Não bastasse a atuação dos guardiões da moral e dos bons costumes, com a tentativa de boicotar a novela, vem o deputado Marco Feliciano (PSC-SP), combatente oficial das relações homoafetivas, colocar a cereja no bolo. Através do seu perfil no facebook, ele convocou seus seguidores – basicamente a comunidade evangélica – a não comprar, vender ou consumir produtos da Natura, já que a marca é um dos principais patrocinadores da novela da Globo que “esbofeteia a família brasileira com uma subliminar mensagem anti-cristã” (sic).

Se a Natura irá retirar o seu patrocínio eu não sei, mas que certamente sofrerá os efeitos em suas caixas registradoras, isso vai. Quem duvida, afinal, que alguns dos milhares de amigos virtuais de Feliciano, tão alienados quanto ele, obedecerão o vosso mandamento?

Nessa luta entre o certo e o errado, Deus e o Diabo, vale tudo. E quando faltam argumentos plausíveis, a estratégia é atingir o bolso dos "financiadores" da baixaria, usando os seus consumidores para boicotar a marca.
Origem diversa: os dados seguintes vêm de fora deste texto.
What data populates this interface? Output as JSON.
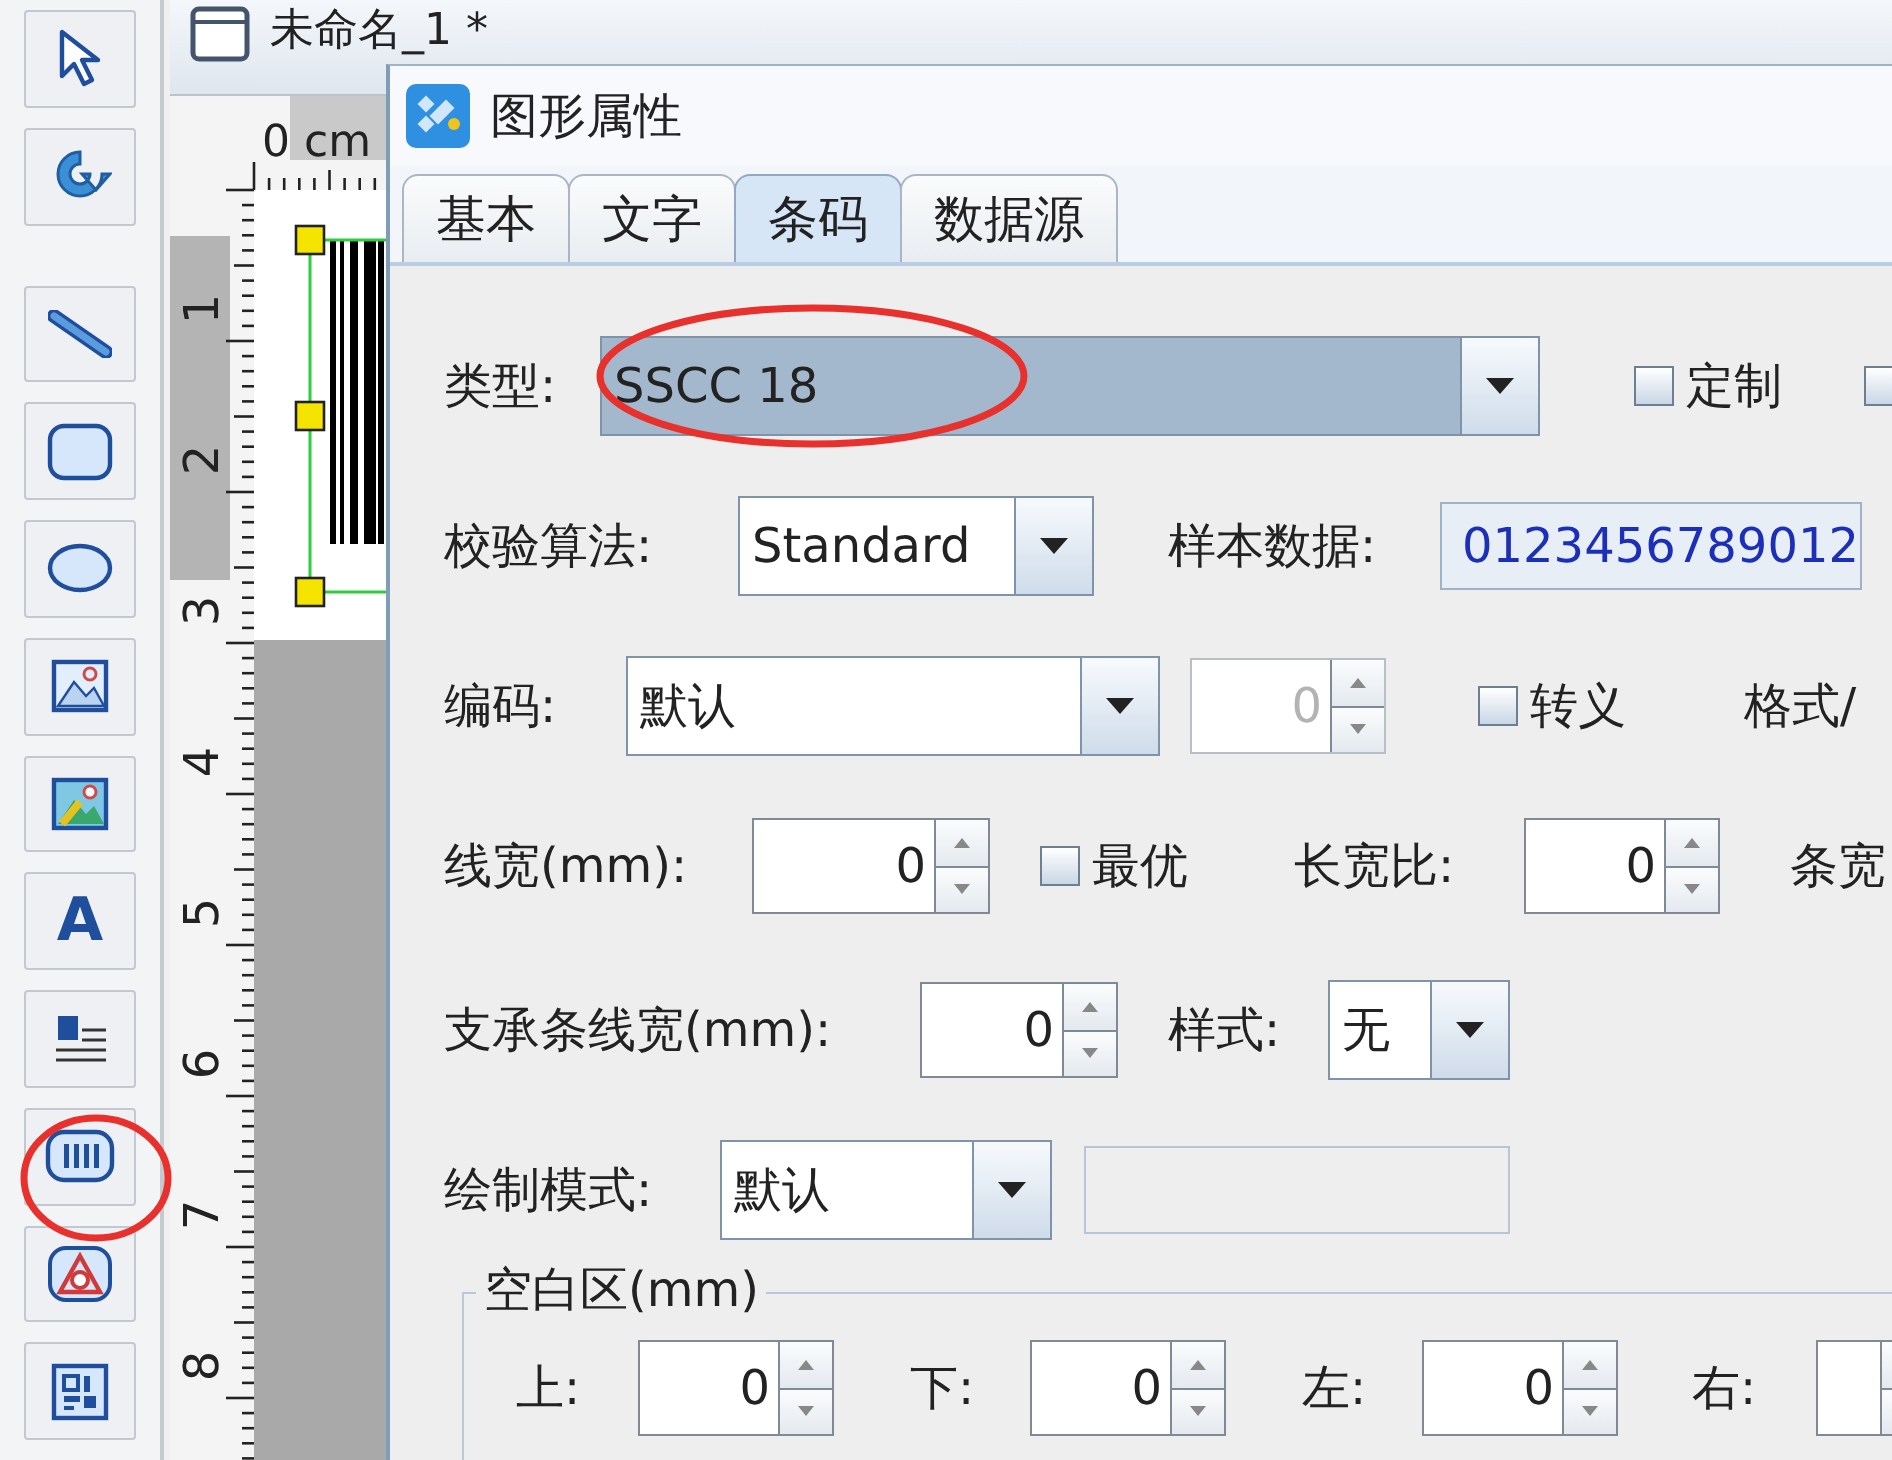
{
  "toolbar": {
    "tools": [
      {
        "kind": "pointer"
      },
      {
        "kind": "rotate"
      },
      {
        "kind": "line"
      },
      {
        "kind": "rounded-rect"
      },
      {
        "kind": "ellipse"
      },
      {
        "kind": "image"
      },
      {
        "kind": "color-image"
      },
      {
        "kind": "text",
        "label": "A"
      },
      {
        "kind": "rich-text"
      },
      {
        "kind": "barcode",
        "circled": true
      },
      {
        "kind": "triangle"
      },
      {
        "kind": "qrcode"
      }
    ]
  },
  "document": {
    "tab_title": "未命名_1 *",
    "ruler": {
      "unit_label": "0 cm",
      "marks": [
        "1",
        "2",
        "3",
        "4",
        "5",
        "6",
        "7",
        "8"
      ]
    }
  },
  "dialog": {
    "title": "图形属性",
    "tabs": [
      {
        "label": "基本",
        "selected": false
      },
      {
        "label": "文字",
        "selected": false
      },
      {
        "label": "条码",
        "selected": true
      },
      {
        "label": "数据源",
        "selected": false
      }
    ],
    "form_lines": [
      {
        "controls": [
          {
            "kind": "label",
            "text": "类型:"
          },
          {
            "kind": "combo",
            "value": "SSCC 18",
            "focused": true,
            "circled": true
          },
          {
            "kind": "checkbox",
            "label": "定制",
            "checked": false
          },
          {
            "kind": "checkbox",
            "checked": false
          }
        ]
      },
      {
        "controls": [
          {
            "kind": "label",
            "text": "校验算法:"
          },
          {
            "kind": "combo",
            "value": "Standard",
            "focused": false
          },
          {
            "kind": "label",
            "text": "样本数据:"
          },
          {
            "kind": "field",
            "value": "0123456789012",
            "disabled": false
          }
        ]
      },
      {
        "controls": [
          {
            "kind": "label",
            "text": "编码:"
          },
          {
            "kind": "combo",
            "value": "默认",
            "focused": false
          },
          {
            "kind": "spinner",
            "value": "0",
            "disabled": true
          },
          {
            "kind": "checkbox",
            "label": "转义",
            "checked": false
          },
          {
            "kind": "label",
            "text": "格式/"
          }
        ]
      },
      {
        "controls": [
          {
            "kind": "label",
            "text": "线宽(mm):"
          },
          {
            "kind": "spinner",
            "value": "0",
            "disabled": false
          },
          {
            "kind": "checkbox",
            "label": "最优",
            "checked": false
          },
          {
            "kind": "label",
            "text": "长宽比:"
          },
          {
            "kind": "spinner",
            "value": "0",
            "disabled": false
          },
          {
            "kind": "label",
            "text": "条宽"
          }
        ]
      },
      {
        "controls": [
          {
            "kind": "label",
            "text": "支承条线宽(mm):"
          },
          {
            "kind": "spinner",
            "value": "0",
            "disabled": false
          },
          {
            "kind": "label",
            "text": "样式:"
          },
          {
            "kind": "combo",
            "value": "无",
            "focused": false
          }
        ]
      },
      {
        "controls": [
          {
            "kind": "label",
            "text": "绘制模式:"
          },
          {
            "kind": "combo",
            "value": "默认",
            "focused": false
          },
          {
            "kind": "field",
            "disabled": true
          }
        ]
      }
    ],
    "margin_group": {
      "legend": "空白区(mm)",
      "items": [
        {
          "kind": "label",
          "text": "上:"
        },
        {
          "kind": "spinner",
          "value": "0",
          "disabled": false
        },
        {
          "kind": "label",
          "text": "下:"
        },
        {
          "kind": "spinner",
          "value": "0",
          "disabled": false
        },
        {
          "kind": "label",
          "text": "左:"
        },
        {
          "kind": "spinner",
          "value": "0",
          "disabled": false
        },
        {
          "kind": "label",
          "text": "右:"
        },
        {
          "kind": "spinner",
          "disabled": false
        }
      ]
    }
  }
}
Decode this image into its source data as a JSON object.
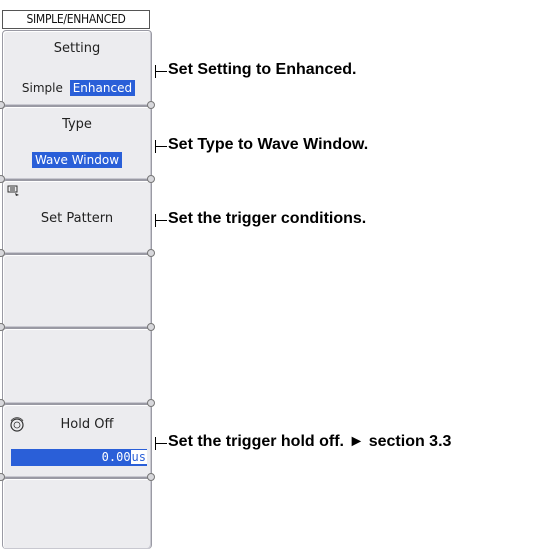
{
  "menu": {
    "header": "SIMPLE/ENHANCED",
    "keys": [
      {
        "title": "Setting",
        "options": [
          "Simple",
          "Enhanced"
        ],
        "selected": "Enhanced"
      },
      {
        "title": "Type",
        "value": "Wave Window"
      },
      {
        "title": "Set Pattern",
        "icon": "pattern-icon"
      },
      {
        "title": ""
      },
      {
        "title": ""
      },
      {
        "title": "Hold Off",
        "icon": "knob-icon",
        "value": "0.00",
        "unit": "us"
      },
      {
        "title": ""
      }
    ]
  },
  "annotations": [
    "Set Setting to Enhanced.",
    "Set Type to Wave Window.",
    "Set the trigger conditions.",
    "Set the trigger hold off. ► section 3.3"
  ],
  "colors": {
    "highlight": "#2a5fd8",
    "key_bg": "#ececef"
  }
}
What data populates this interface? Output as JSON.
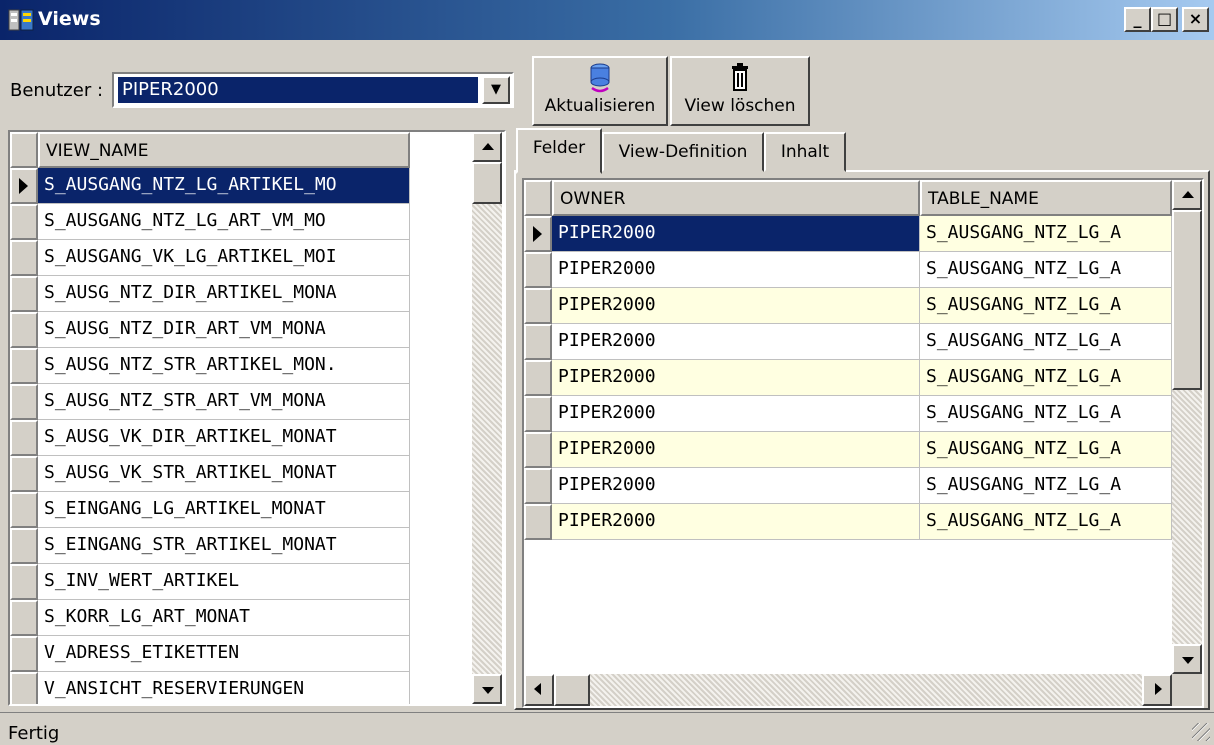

Então, irmãos, na falta de dinheiro para usar Lancôme, o jeito é fazer como a Marina Silva e recorrer à beterraba para se pintar, pois produto da Natura não pode!

E para contrapor a imagem que ilustra esse post, símbolo da tentativa de boicote à novela, amplamente divulgada pela legião de moralistas conservadores, eu convoco os meus seguidores (que não são tantos quanto os de Feliciano) a dizer não ao preconceito e sim a todas as formas de amor.